By Regina Moore, Manager, External Relations & Communications
In celebration of World Health Worker Week, today’s “Photo of the Week” features a doctor in Monrovia, Liberia. One of only several dozen doctors in the country of more than four million people, Dr. Ireland was on the frontlines of the Ebola epidemic.
Dr. Phillip Ireland didn’t always expect to be a doctor.
Before going to medical school at 32 years old, he managed a rubber plantation, attended bible school, taught music and guitar at the YMCA and started a construction company building houses.
When Liberia’s second civil war hit, Dr. Ireland did what he calls “self studying” by avidly reading books. Following the war, he started at university. Soon after, he found his passion in medical school.
When the Ebola outbreak began in early 2014, Dr. Ireland was poised to serve his patients. He treated five or six people with Ebola until late July when he started experiencing symptoms of what he first thought was malaria. Just in case, he self-quarantined and checked himself into the Ebola treatment unit. Initially he was sent back home, but he soon became sicker and returned to the unit.
With uncontrollable vomiting and diarrhea, Dr. Ireland could hear his colleagues nearby discussing the likelihood that he would die. But after 14 days in the Ebola treatment unit, Dr. Ireland was released.
He vividly remembers climbing over seven lifeless bodies as he left.

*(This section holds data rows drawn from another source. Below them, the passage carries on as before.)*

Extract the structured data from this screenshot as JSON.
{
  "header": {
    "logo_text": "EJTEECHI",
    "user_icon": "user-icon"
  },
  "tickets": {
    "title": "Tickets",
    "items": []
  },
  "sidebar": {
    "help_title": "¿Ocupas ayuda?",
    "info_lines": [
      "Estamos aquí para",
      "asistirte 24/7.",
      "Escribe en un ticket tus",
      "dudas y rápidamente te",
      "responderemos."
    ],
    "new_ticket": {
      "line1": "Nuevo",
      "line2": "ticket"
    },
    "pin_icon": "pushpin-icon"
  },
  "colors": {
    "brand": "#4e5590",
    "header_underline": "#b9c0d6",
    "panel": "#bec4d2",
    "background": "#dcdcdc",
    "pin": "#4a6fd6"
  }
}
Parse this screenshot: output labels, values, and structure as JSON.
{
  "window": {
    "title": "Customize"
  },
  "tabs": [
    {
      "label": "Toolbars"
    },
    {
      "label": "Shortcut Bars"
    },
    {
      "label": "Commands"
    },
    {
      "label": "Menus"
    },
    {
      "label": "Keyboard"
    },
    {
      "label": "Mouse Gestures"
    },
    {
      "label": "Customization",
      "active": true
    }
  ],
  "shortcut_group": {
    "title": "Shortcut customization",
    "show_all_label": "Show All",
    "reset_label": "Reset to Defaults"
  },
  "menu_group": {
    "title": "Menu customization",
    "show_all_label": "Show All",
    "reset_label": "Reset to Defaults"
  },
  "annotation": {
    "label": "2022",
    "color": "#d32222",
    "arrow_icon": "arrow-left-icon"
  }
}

Dr. Ireland remained in isolation at home as he slowly recovered under the encouragement of his daughter. On December 1, 2014, he returned to work, where today he also trains clinical workers in the field on how to address Ebola.
One of the biggest challenges he sees today is the stigma associated with Ebola. Long after being declared Ebola-free, Dr. Ireland recalls friends only speaking to him from across the room.
Restoring the trust between communities and health centers is another major challenge. During the outbreak, this trust was broken as facilities struggled to respond to pressing health needs while communities were in the dark about what was going on.
Stories like those of Dr. Ireland are critical for changing these beliefs.
Today PSI works in close partnership with Mercy Corps, implementing their USAID-funded Ebola Community Action Platform (E-CAP) to spread accurate information and critical messages throughout the country.
PSI/Liberia makes these messages relevant and meaningful to everyday Liberians in ways that existing messages haven’t. Critical community insight and personal stories of Ebola survivors help frame the discourse, while PSI/Liberia and partners disseminate the strategically crafted messages through community radio, billboards and interactive in-person trainings.
Conducted by PSI-trained community mobilizers, interactive trainings allow community members to share their personal experiences, fears, biases and successes on Ebola-related topics with each other. They then learn basic information on the topics and identify methods to change or improve their communities. The participants are offered examples of ways to help their communities, including inviting an Ebola burial team member to speak to a large gathering, setting up a hand-washing station outside a mosque or simply saying hello to an Ebola survivor.
To date, PSI has trained 872 mobilizers to conduct trainings with communicators tasked with spreading the messages they learn to their peers. What has been key in this model is that it is an entirely community-led response. While doctors and clinicians play a critical role in addressing Ebola, the efforts of community members, like these communicators, are equally valiant. They were most frequently reported as being the “most trusted person” in their communities for Ebola-related information, and the participatory nature of the E-CAP model has made it widely-recognized in Ebola-affected regions.
While there is still a long way to go in reducing stigma and restoring the trust between health facilities and the people they serve, programs like this are making significant strides. Sharing the stories of survivors, like Dr. Ireland, is an important step in Liberia’s road to recovery.
“[I’m] striving to make Liberia a better place,” says Dr. Ireland.